Scariest graph of the year
Scariest graph of the year
What if China invaded Taiwan? A war would probably lead to a global economic collapse worse than the financial crisis, and there would be no point in owning stocks. The greatest cost of war is loss of lives. But this scenario focuses on the economic impact.
Like many conflict hotspots around the world, this one has been simmering for a long time. China spent much of the early 20th century in a cycle of civil wars. The Communists won, and the Chinese Nationalist Party, the Guomindang, retreated to the island of Taiwan. Coming to the present day, mainland China (the People's Republic of China) has evolved into a peculiar communist, industrial superpower, and Taiwan (the Republic of China) into a technologically advanced democracy.
The Taiwan Strait is one of the world's most important shipping lanes. Taiwan is the world center of semiconductor manufacturing. Therefore, a war over such a small island would have a huge global impact, because semiconductors are needed almost everywhere. The production of iPhones, cars, electronics, etc., would come to a standstill around the world. Taiwan is like a vital golden screw in the world economy, without which the larger machine cannot function.

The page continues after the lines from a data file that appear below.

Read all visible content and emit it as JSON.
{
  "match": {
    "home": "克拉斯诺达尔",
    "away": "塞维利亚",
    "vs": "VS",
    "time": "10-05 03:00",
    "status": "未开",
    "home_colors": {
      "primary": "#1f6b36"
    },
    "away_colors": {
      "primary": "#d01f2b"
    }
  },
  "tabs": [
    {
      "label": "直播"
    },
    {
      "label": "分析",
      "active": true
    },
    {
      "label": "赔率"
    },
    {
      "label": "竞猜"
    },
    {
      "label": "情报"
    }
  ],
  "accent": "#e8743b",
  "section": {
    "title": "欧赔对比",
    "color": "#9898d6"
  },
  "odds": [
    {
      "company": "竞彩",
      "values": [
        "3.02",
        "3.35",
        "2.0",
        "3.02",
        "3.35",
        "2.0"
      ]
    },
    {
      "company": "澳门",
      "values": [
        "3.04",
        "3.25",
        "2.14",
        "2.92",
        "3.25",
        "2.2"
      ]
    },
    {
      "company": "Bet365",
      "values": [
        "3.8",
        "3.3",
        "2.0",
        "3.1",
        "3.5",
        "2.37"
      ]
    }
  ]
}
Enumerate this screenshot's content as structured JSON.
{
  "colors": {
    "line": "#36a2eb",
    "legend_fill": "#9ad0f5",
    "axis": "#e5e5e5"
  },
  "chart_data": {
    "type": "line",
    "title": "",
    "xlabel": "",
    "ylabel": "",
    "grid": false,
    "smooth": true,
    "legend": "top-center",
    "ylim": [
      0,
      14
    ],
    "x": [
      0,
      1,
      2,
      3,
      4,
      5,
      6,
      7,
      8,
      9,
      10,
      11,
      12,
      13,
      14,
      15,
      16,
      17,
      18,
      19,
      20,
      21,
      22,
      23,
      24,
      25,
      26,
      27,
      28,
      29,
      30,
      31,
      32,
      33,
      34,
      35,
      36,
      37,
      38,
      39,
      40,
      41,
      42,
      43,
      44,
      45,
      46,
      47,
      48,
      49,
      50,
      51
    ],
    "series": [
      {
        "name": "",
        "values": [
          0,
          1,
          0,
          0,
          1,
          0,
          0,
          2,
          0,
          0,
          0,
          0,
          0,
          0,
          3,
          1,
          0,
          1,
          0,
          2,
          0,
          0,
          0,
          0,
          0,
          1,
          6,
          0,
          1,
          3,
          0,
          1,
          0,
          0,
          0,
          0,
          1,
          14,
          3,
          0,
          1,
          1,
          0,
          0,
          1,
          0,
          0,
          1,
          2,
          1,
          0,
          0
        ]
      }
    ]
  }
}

In Bloomberg's war scenario, China attacks Taiwan and the US enters the conflict to open a sea route to the island. However, China and the US would not directly strike each other's soil (a nuclear standoff across the Pacific would probably lead to even uglier GDP collapse forecasts). Economists are trying to estimate the economic impact of the first year of war: Taiwan's economy would plummet by 40%. This is based on similar developments in Ukraine in recent years. World economy 10%. In the 2009 financial crisis, the global economy contracted by 6%, so a war would be a shock of a whole different magnitude. Asian export economy 20-10%. The EU, which trades heavily with China, 10%. The consumption engine of the world, the United States, as a relatively self-sufficient economy, would get away with less, with a collapse of 7%.
China's economy would fall by about 17%. Indeed, this collapse is the best argument against war: why risk the Communist Party's legitimacy, built on economic growth and decades of rising living standards, with a risky, super-complex invasion operation? Unfortunately, the thought process of the authoritarian leaders in their 70s, isolated in their own palaces, has not been brilliant in recent years, and their decisions are not always rational, at least from the outside.
A war in Taiwan is a tail risk, fortunately with a low probability, because the costs would be huge, even if difficult to estimate. Taiwanese stocks and companies dependent on Taiwanese semiconductors, such as Apple and NVIDIA, have performed well on the stock market. So investors consider the risk to be low. But financial markets, along with the rest of the world, also managed to sleepwalk into World War I, which was considered almost impossible in the interconnected global economy of the time.
The impact of the conflict would be so great that stocks would probably suffer a big blow. Gold and cash could be a good alternative. Cash can be used to buy heavily revalued asset items. However, the most likely scenario is that the current situation will continue well beyond the present: China puts pressure on Taiwan and makes a fuss, but in practice things remain as they are. For now. Yeah, the best investment in the West would indeed be to reduce dependence on Chinese production and supply chains.